Sonntag, 10. März 2013





Im Königreich der Zugluft

Klinikalltag
Sitzen üben
Aufrecht stehen üben
Aufrecht stehen üben ohne Halt und Hilfe
Menschen betrachten
Gedanken über die Zerrüttbarkeit des Lebens
Schicksale vergleichen
Befinden, daß es noch schlimmer sein könnte
Wohlbefinden will sich dennoch nicht einstellen
Sehnsüchtige Blicke aus dem Fenster
Es stürmt
Die Ostsee sieht jetzt aus wie ein echtes Meer
Surfer bei Windstärke 9
Extremsport...
Hoffen in einem halben Jahr
noch ohne fremde Hilfe auf die Toilette zu kommen
Mit einem Lächeln der erzwungenen Geduld
darüber nachdenken
wie unterschiedlich Lebensziele sein können




Ich habe einen Vogel...




Ich habe einen Vogel. Der ist groß, schwarz und ziemlich verfressen. Nun, wenn man es aus der Nähe betrachtet, ist es aber eher so, daß dieser Vogel mich hat...

Ein paar Monate nachdem ich in die Wohnung gezogen bin in der ich jetzt lebe, begann ich im späten Herbst damit die hiesigen Kleinvögel mit einer viel zu frühen Winterfütterung zu beglücken.
Ein wenig Platz in einem der Balkonkästen gemacht, ein handvoll Sonnenblumenkerne hinein gestreut - fertig ist das seelenentspannende Sonntagnachmittagsprogramm.
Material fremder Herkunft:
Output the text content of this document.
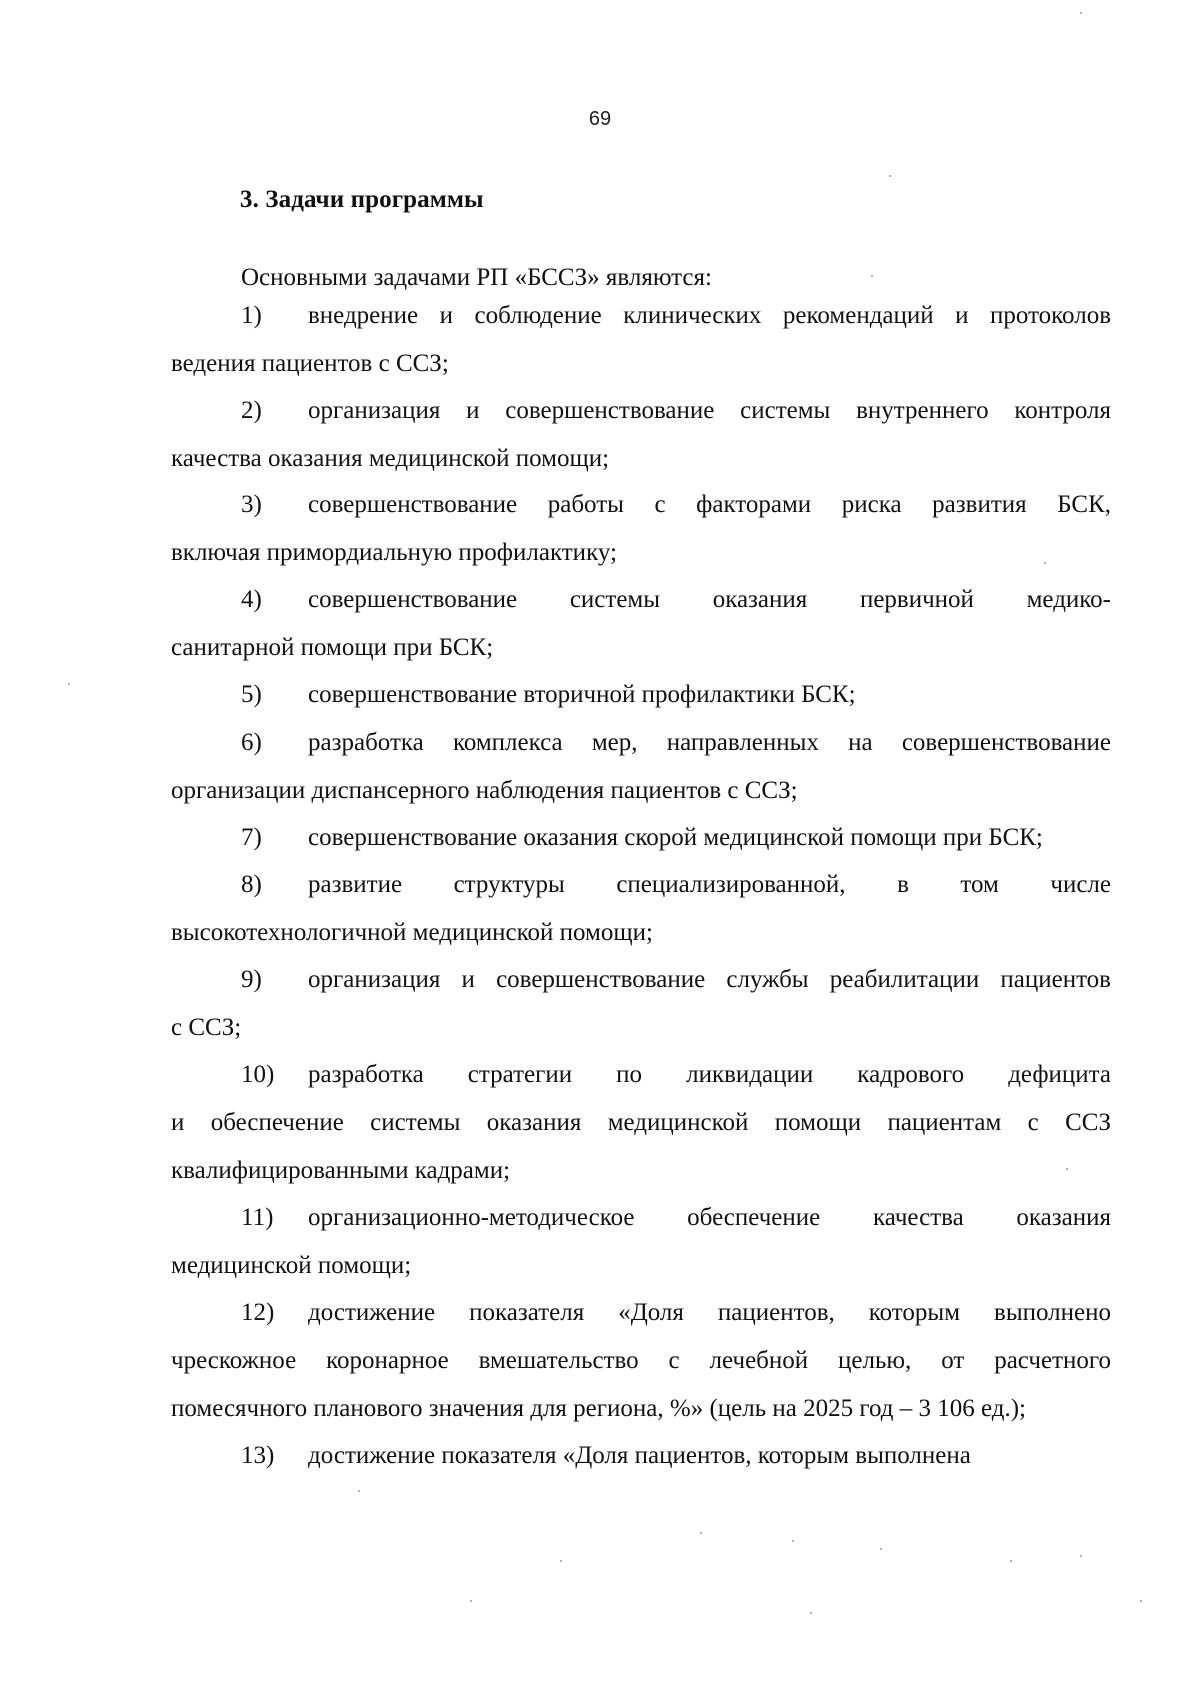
69
3. Задачи программы
Основными задачами РП «БССЗ» являются:
1)	внедрение и соблюдение клинических рекомендаций и протоколов
ведения пациентов с ССЗ;
2)	организация и совершенствование системы внутреннего контроля
качества оказания медицинской помощи;
3)	совершенствование работы с факторами риска развития БСК,
включая примордиальную профилактику;
4)	совершенствование системы оказания первичной медико-
санитарной помощи при БСК;
5)	совершенствование вторичной профилактики БСК;
6)	разработка комплекса мер, направленных на совершенствование
организации диспансерного наблюдения пациентов с ССЗ;
7)	совершенствование оказания скорой медицинской помощи при БСК;
8)	развитие структуры специализированной, в том числе
высокотехнологичной медицинской помощи;
9)	организация и совершенствование службы реабилитации пациентов
с ССЗ;
10)	разработка стратегии по ликвидации кадрового дефицита
и обеспечение системы оказания медицинской помощи пациентам с ССЗ
квалифицированными кадрами;
11)	организационно-методическое обеспечение качества оказания
медицинской помощи;
12)	достижение показателя «Доля пациентов, которым выполнено
чрескожное коронарное вмешательство с лечебной целью, от расчетного
помесячного планового значения для региона, %» (цель на 2025 год – 3 106 ед.);
13)	достижение показателя «Доля пациентов, которым выполнена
Auf die erste Meise mußte ich nicht lange warten. Meisen scheinen Sonnenblumenkerne auf 500 Meter gegen den frischen norddeutschen Wind zu riechen. Die Meise hüpfte keck heran wie ein gelb-blau-grauer Tischtennisball. Sie sah sich kurz um, warf einen langen Blick auf die Sonnenblumenkerne - nein sie sind nicht bissig - dann zack schnappte sie sich einen und flog schnell in die nahe Birke.
Das blieb nicht unbemerkt. Fünf Minuten später hüpften zwei Meisen auf den Balkon. Dann vier. Wie eine Zellkultur in einer Petrischale vermehrte sich die Meisenpopulation im Laufe des Nachmittags auf ein gutes Duzend.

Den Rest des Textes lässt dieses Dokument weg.